Some contention is made in appellant’s behalf that, prior to the entering of the judgment appealed from, the court had announced its decision and, in effect, rendered a judgment in favor of appellant, and therefore had no authority to render the judgment in favor of Mary Beckett which is here appealed from. The circumstances disclosed by the record upon which appellant relies are somewhat involved. This condition of the record grew out of an attempt on the part of the court to encourage a compromise of the controversy between the parties, which they also seem to have thought possible to bring about.
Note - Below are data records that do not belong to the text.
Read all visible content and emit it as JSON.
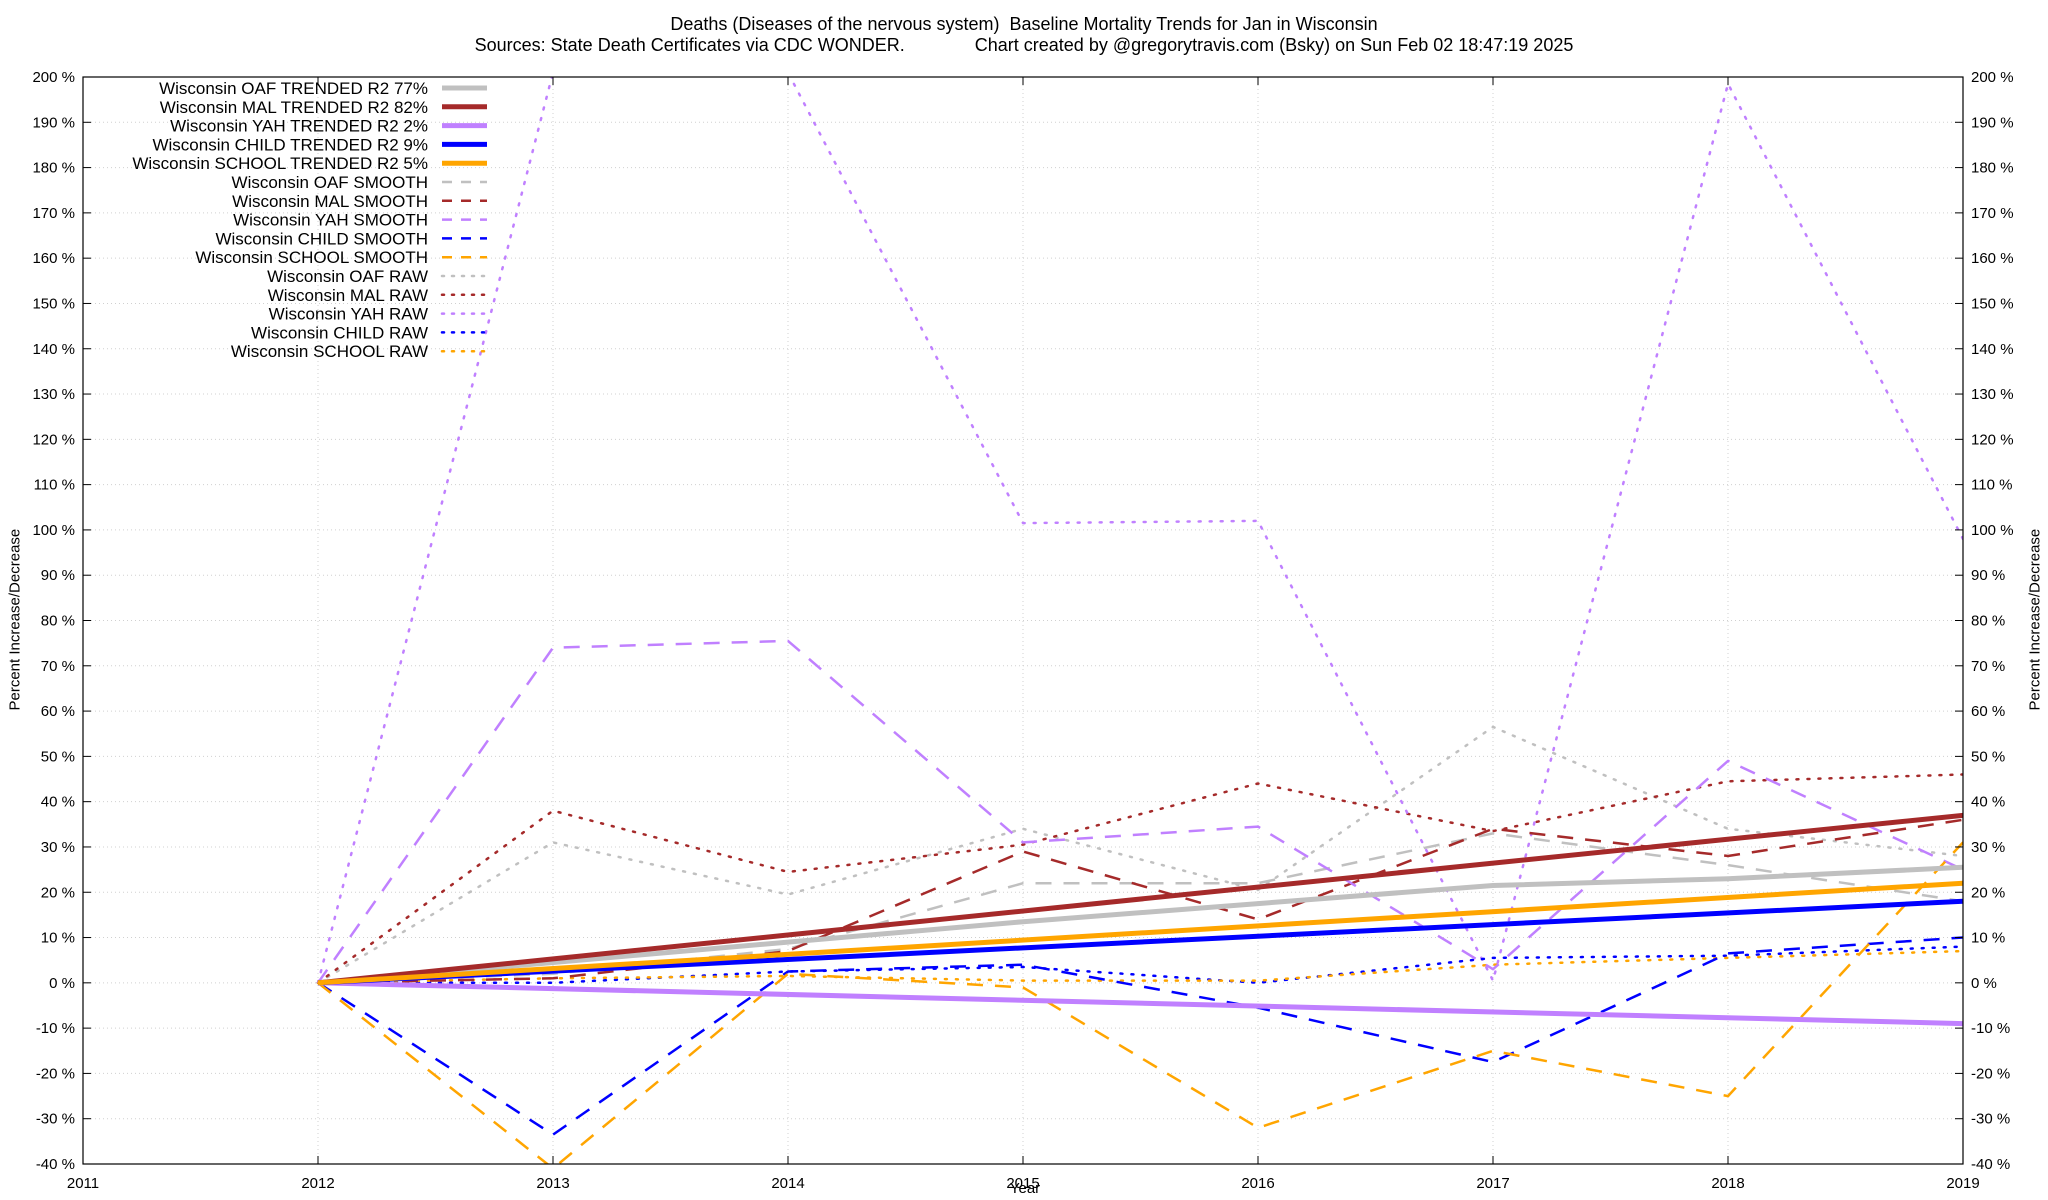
{
  "chart_data": {
    "type": "line",
    "title": "Deaths (Diseases of the nervous system)  Baseline Mortality Trends for Jan in Wisconsin",
    "subtitle": "Sources: State Death Certificates via CDC WONDER.              Chart created by @gregorytravis.com (Bsky) on Sun Feb 02 18:47:19 2025",
    "xlabel": "Year",
    "ylabel": "Percent Increase/Decrease",
    "y2label": "Percent Increase/Decrease",
    "xlim": [
      2011,
      2019
    ],
    "ylim": [
      -40,
      200
    ],
    "x_ticks": [
      "2011",
      "2012",
      "2013",
      "2014",
      "2015",
      "2016",
      "2017",
      "2018",
      "2019"
    ],
    "y_ticks": [
      "-40 %",
      "-30 %",
      "-20 %",
      "-10 %",
      "0 %",
      "10 %",
      "20 %",
      "30 %",
      "40 %",
      "50 %",
      "60 %",
      "70 %",
      "80 %",
      "90 %",
      "100 %",
      "110 %",
      "120 %",
      "130 %",
      "140 %",
      "150 %",
      "160 %",
      "170 %",
      "180 %",
      "190 %",
      "200 %"
    ],
    "grid": true,
    "legend_position": "top-left",
    "series": [
      {
        "name": "Wisconsin OAF TRENDED R2  77%",
        "color": "#c0c0c0",
        "style": "solid",
        "width": 5,
        "x": [
          2012,
          2013,
          2014,
          2015,
          2016,
          2017,
          2018,
          2019
        ],
        "y": [
          0,
          4.5,
          9,
          13.5,
          17.5,
          21.5,
          23,
          25.5
        ]
      },
      {
        "name": "Wisconsin MAL TRENDED R2  82%",
        "color": "#a52a2a",
        "style": "solid",
        "width": 5,
        "x": [
          2012,
          2019
        ],
        "y": [
          0,
          37
        ]
      },
      {
        "name": "Wisconsin YAH TRENDED R2    2%",
        "color": "#c080ff",
        "style": "solid",
        "width": 5,
        "x": [
          2012,
          2019
        ],
        "y": [
          0,
          -9
        ]
      },
      {
        "name": "Wisconsin CHILD TRENDED R2    9%",
        "color": "#0000ff",
        "style": "solid",
        "width": 5,
        "x": [
          2012,
          2019
        ],
        "y": [
          0,
          18
        ]
      },
      {
        "name": "Wisconsin SCHOOL TRENDED R2    5%",
        "color": "#ffa500",
        "style": "solid",
        "width": 5,
        "x": [
          2012,
          2019
        ],
        "y": [
          0,
          22
        ]
      },
      {
        "name": "Wisconsin OAF SMOOTH",
        "color": "#c0c0c0",
        "style": "dashed",
        "width": 2.5,
        "x": [
          2012,
          2013,
          2014,
          2015,
          2016,
          2017,
          2018,
          2019
        ],
        "y": [
          0,
          2,
          7.5,
          22,
          22,
          33,
          26,
          18
        ]
      },
      {
        "name": "Wisconsin MAL SMOOTH",
        "color": "#a52a2a",
        "style": "dashed",
        "width": 2.5,
        "x": [
          2012,
          2013,
          2014,
          2015,
          2016,
          2017,
          2018,
          2019
        ],
        "y": [
          0,
          1,
          7,
          29,
          14,
          34,
          28,
          36
        ]
      },
      {
        "name": "Wisconsin YAH SMOOTH",
        "color": "#c080ff",
        "style": "dashed",
        "width": 2.5,
        "x": [
          2012,
          2013,
          2014,
          2015,
          2016,
          2017,
          2018,
          2019
        ],
        "y": [
          0,
          74,
          75.5,
          31,
          34.5,
          3,
          49,
          25
        ]
      },
      {
        "name": "Wisconsin CHILD SMOOTH",
        "color": "#0000ff",
        "style": "dashed",
        "width": 2.5,
        "x": [
          2012,
          2013,
          2014,
          2015,
          2016,
          2017,
          2018,
          2019
        ],
        "y": [
          0,
          -33.5,
          2.5,
          4,
          -5.5,
          -17.5,
          6.5,
          10
        ]
      },
      {
        "name": "Wisconsin SCHOOL SMOOTH",
        "color": "#ffa500",
        "style": "dashed",
        "width": 2.5,
        "x": [
          2012,
          2013,
          2014,
          2015,
          2016,
          2017,
          2018,
          2019
        ],
        "y": [
          0,
          -41,
          2,
          -1,
          -32,
          -15,
          -25,
          31
        ]
      },
      {
        "name": "Wisconsin OAF RAW",
        "color": "#c0c0c0",
        "style": "dotted",
        "width": 2.5,
        "x": [
          2012,
          2013,
          2014,
          2015,
          2016,
          2017,
          2018,
          2019
        ],
        "y": [
          0,
          31,
          19.5,
          34,
          20.5,
          56.5,
          34,
          28
        ]
      },
      {
        "name": "Wisconsin MAL RAW",
        "color": "#a52a2a",
        "style": "dotted",
        "width": 2.5,
        "x": [
          2012,
          2013,
          2014,
          2015,
          2016,
          2017,
          2018,
          2019
        ],
        "y": [
          0,
          38,
          24.5,
          30.5,
          44,
          33.5,
          44.5,
          46
        ]
      },
      {
        "name": "Wisconsin YAH RAW",
        "color": "#c080ff",
        "style": "dotted",
        "width": 2.5,
        "x": [
          2012,
          2013,
          2014,
          2015,
          2016,
          2017,
          2018,
          2019
        ],
        "y": [
          0,
          201,
          201,
          101.5,
          102,
          0.5,
          198.5,
          98
        ]
      },
      {
        "name": "Wisconsin CHILD RAW",
        "color": "#0000ff",
        "style": "dotted",
        "width": 2.5,
        "x": [
          2012,
          2013,
          2014,
          2015,
          2016,
          2017,
          2018,
          2019
        ],
        "y": [
          0,
          0,
          2.5,
          3.5,
          0,
          5.5,
          6,
          8
        ]
      },
      {
        "name": "Wisconsin SCHOOL RAW",
        "color": "#ffa500",
        "style": "dotted",
        "width": 2.5,
        "x": [
          2012,
          2013,
          2014,
          2015,
          2016,
          2017,
          2018,
          2019
        ],
        "y": [
          0,
          1,
          1.5,
          0.5,
          0.5,
          4,
          5.5,
          7
        ]
      }
    ]
  }
}
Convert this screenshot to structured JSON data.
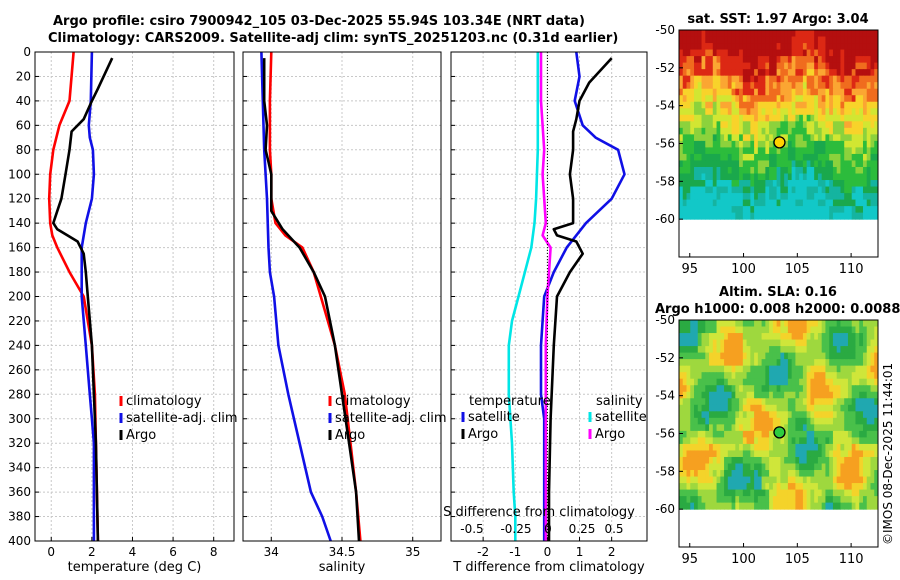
{
  "title": {
    "line1": "Argo profile: csiro 7900942_105 03-Dec-2025 55.94S 103.34E (NRT data)",
    "line2": "Climatology: CARS2009. Satellite-adj clim: synTS_20251203.nc (0.31d earlier)"
  },
  "watermark": "©IMOS 08-Dec-2025 11:44:01",
  "colors": {
    "climatology": "#ff0000",
    "satellite": "#1010e6",
    "argo": "#000000",
    "salinity_satellite": "#00e6e6",
    "salinity_diff": "#ff00ff",
    "grid": "#c8c8c8"
  },
  "chart_data": [
    {
      "type": "line",
      "name": "temperature-panel",
      "xlabel": "temperature (deg C)",
      "ylabel": "",
      "xlim": [
        -0.8,
        9
      ],
      "ylim": [
        0,
        400
      ],
      "xticks": [
        "0",
        "2",
        "4",
        "6",
        "8"
      ],
      "yticks": [
        "0",
        "20",
        "40",
        "60",
        "80",
        "100",
        "120",
        "140",
        "160",
        "180",
        "200",
        "220",
        "240",
        "260",
        "280",
        "300",
        "320",
        "340",
        "360",
        "380",
        "400"
      ],
      "grid": true,
      "series": [
        {
          "name": "climatology",
          "color": "#ff0000",
          "x": [
            1.1,
            0.9,
            0.4,
            0.1,
            -0.05,
            -0.1,
            -0.05,
            0.05,
            0.3,
            0.9,
            1.6,
            2.0,
            2.15,
            2.2,
            2.25,
            2.3
          ],
          "y": [
            0,
            40,
            60,
            80,
            100,
            120,
            140,
            150,
            160,
            180,
            200,
            240,
            280,
            320,
            360,
            400
          ]
        },
        {
          "name": "satellite-adj. clim",
          "color": "#1010e6",
          "x": [
            2.0,
            1.95,
            1.85,
            1.9,
            2.05,
            2.1,
            2.0,
            1.7,
            1.5,
            1.5,
            1.5,
            1.7,
            1.9,
            2.0,
            2.1,
            2.1,
            2.1
          ],
          "y": [
            0,
            40,
            60,
            70,
            80,
            100,
            120,
            140,
            160,
            180,
            200,
            240,
            280,
            300,
            320,
            360,
            400
          ]
        },
        {
          "name": "Argo",
          "color": "#000000",
          "x": [
            3.0,
            2.3,
            2.0,
            1.6,
            1.0,
            0.9,
            0.7,
            0.5,
            0.3,
            0.1,
            0.3,
            0.8,
            1.3,
            1.6,
            1.7,
            1.8,
            2.0,
            2.1,
            2.2,
            2.25,
            2.3
          ],
          "y": [
            5,
            30,
            40,
            55,
            65,
            80,
            100,
            120,
            130,
            140,
            145,
            150,
            155,
            165,
            180,
            200,
            240,
            280,
            320,
            360,
            400
          ]
        }
      ],
      "legend": [
        {
          "label": "climatology",
          "color": "#ff0000"
        },
        {
          "label": "satellite-adj. clim",
          "color": "#1010e6"
        },
        {
          "label": "Argo",
          "color": "#000000"
        }
      ]
    },
    {
      "type": "line",
      "name": "salinity-panel",
      "xlabel": "salinity",
      "xlim": [
        33.8,
        35.2
      ],
      "ylim": [
        0,
        400
      ],
      "xticks": [
        "34",
        "34.5",
        "35"
      ],
      "grid": true,
      "series": [
        {
          "name": "climatology",
          "color": "#ff0000",
          "x": [
            34.0,
            33.99,
            33.99,
            34.0,
            34.0,
            34.03,
            34.1,
            34.22,
            34.3,
            34.35,
            34.45,
            34.52,
            34.56,
            34.6,
            34.63
          ],
          "y": [
            0,
            40,
            80,
            100,
            120,
            140,
            150,
            160,
            180,
            200,
            240,
            280,
            320,
            360,
            400
          ]
        },
        {
          "name": "satellite-adj. clim",
          "color": "#1010e6",
          "x": [
            33.93,
            33.94,
            33.95,
            33.97,
            33.98,
            33.99,
            34.02,
            34.05,
            34.12,
            34.2,
            34.28,
            34.36,
            34.42
          ],
          "y": [
            0,
            40,
            80,
            120,
            160,
            180,
            200,
            240,
            280,
            320,
            360,
            380,
            400
          ]
        },
        {
          "name": "Argo",
          "color": "#000000",
          "x": [
            33.95,
            33.95,
            33.97,
            33.96,
            33.98,
            34.0,
            34.0,
            34.08,
            34.2,
            34.3,
            34.38,
            34.45,
            34.5,
            34.55,
            34.6,
            34.62
          ],
          "y": [
            5,
            40,
            60,
            80,
            90,
            100,
            130,
            145,
            160,
            180,
            200,
            240,
            280,
            320,
            360,
            400
          ]
        }
      ],
      "legend": [
        {
          "label": "climatology",
          "color": "#ff0000"
        },
        {
          "label": "satellite-adj. clim",
          "color": "#1010e6"
        },
        {
          "label": "Argo",
          "color": "#000000"
        }
      ]
    },
    {
      "type": "line",
      "name": "difference-panel",
      "xlabel": "T difference from climatology",
      "secondary_xlabel": "S difference from climatology",
      "xlim": [
        -3,
        3.1
      ],
      "ylim": [
        0,
        400
      ],
      "xticks": [
        "-2",
        "-1",
        "0",
        "1",
        "2"
      ],
      "secondary_xticks": [
        "-0.5",
        "-0.25",
        "0",
        "0.25",
        "0.5"
      ],
      "grid": true,
      "series": [
        {
          "name": "satellite (temperature)",
          "color": "#1010e6",
          "x": [
            0.9,
            1.0,
            0.85,
            1.1,
            1.5,
            2.2,
            2.4,
            2.0,
            1.2,
            0.6,
            0.2,
            -0.1,
            -0.2,
            -0.2,
            -0.1,
            -0.1,
            -0.1,
            -0.1
          ],
          "y": [
            0,
            20,
            40,
            60,
            70,
            80,
            100,
            120,
            140,
            160,
            180,
            200,
            240,
            280,
            300,
            320,
            360,
            400
          ]
        },
        {
          "name": "Argo (temperature)",
          "color": "#000000",
          "x": [
            2.0,
            1.3,
            1.0,
            0.9,
            0.8,
            0.8,
            0.7,
            0.8,
            0.8,
            0.2,
            0.3,
            0.9,
            1.1,
            0.7,
            0.3,
            0.2,
            0.1,
            0.05,
            0.05
          ],
          "y": [
            5,
            25,
            40,
            55,
            65,
            80,
            100,
            120,
            140,
            145,
            150,
            155,
            165,
            180,
            200,
            240,
            300,
            360,
            400
          ]
        },
        {
          "name": "satellite (salinity)",
          "color": "#00e6e6",
          "x": [
            -0.3,
            -0.3,
            -0.3,
            -0.35,
            -0.4,
            -0.5,
            -0.7,
            -0.9,
            -1.1,
            -1.2,
            -1.2,
            -1.1,
            -1.05,
            -1.0,
            -1.0
          ],
          "y": [
            0,
            40,
            80,
            120,
            140,
            160,
            180,
            200,
            220,
            240,
            280,
            320,
            360,
            380,
            400
          ]
        },
        {
          "name": "Argo (salinity)",
          "color": "#ff00ff",
          "x": [
            -0.2,
            -0.2,
            -0.1,
            -0.15,
            -0.1,
            -0.05,
            -0.15,
            0.1,
            0.0,
            -0.05,
            -0.05,
            -0.05,
            -0.05
          ],
          "y": [
            0,
            40,
            80,
            100,
            120,
            140,
            150,
            160,
            200,
            240,
            280,
            320,
            400
          ]
        }
      ],
      "legend_temperature": {
        "heading": "temperature",
        "items": [
          {
            "label": "satellite",
            "color": "#1010e6"
          },
          {
            "label": "Argo",
            "color": "#000000"
          }
        ]
      },
      "legend_salinity": {
        "heading": "salinity",
        "items": [
          {
            "label": "satellite",
            "color": "#00e6e6"
          },
          {
            "label": "Argo",
            "color": "#ff00ff"
          }
        ]
      }
    },
    {
      "type": "heatmap",
      "name": "sst-map",
      "title": "sat. SST: 1.97 Argo: 3.04",
      "xlim": [
        94,
        112.5
      ],
      "ylim": [
        -62,
        -50
      ],
      "xticks": [
        "95",
        "100",
        "105",
        "110"
      ],
      "yticks": [
        "-50",
        "-52",
        "-54",
        "-56",
        "-58",
        "-60"
      ],
      "data_extent_lat": [
        -60,
        -50
      ],
      "marker": {
        "lon": 103.34,
        "lat": -55.94,
        "color": "#ffd200"
      }
    },
    {
      "type": "heatmap",
      "name": "sla-map",
      "title": "Altim. SLA: 0.16",
      "subtitle": "Argo h1000: 0.008 h2000: 0.0088",
      "xlim": [
        94,
        112.5
      ],
      "ylim": [
        -62,
        -50
      ],
      "xticks": [
        "95",
        "100",
        "105",
        "110"
      ],
      "yticks": [
        "-50",
        "-52",
        "-54",
        "-56",
        "-58",
        "-60"
      ],
      "data_extent_lat": [
        -60,
        -50
      ],
      "marker": {
        "lon": 103.34,
        "lat": -55.94,
        "color": "#2ecc40"
      }
    }
  ]
}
The clerk, on December 11, 1916, some ten days after the conclusion of the trial, made an informal minute entry “that plaintiff in this case have judgment quieting title as prayed.” The trial court thereafter decided that this entry was made by inadvertence and mistake on the part of the clerk and without direction of the court, and it was, for that reason, set aside and expunged from the record. Thereafter the formal judgment here appealed from was prepared and entered. We see nothing in this contention except the claim that the trial court erred in setting aside and expunging from the record this informal minute entry, and thereafter signing and entering a formal judgment quieting title in respondent Mary Beckett. Looking to the record as a whole, we are convinced that the formal judgment, signed by the judge and entered in the journal, which is here appealed from, is the only final disposition of the case ever made by the trial court.

The judgment is affirmed.

Ellis, C. J., Webster, Main, and Fullerton, JJ., concur.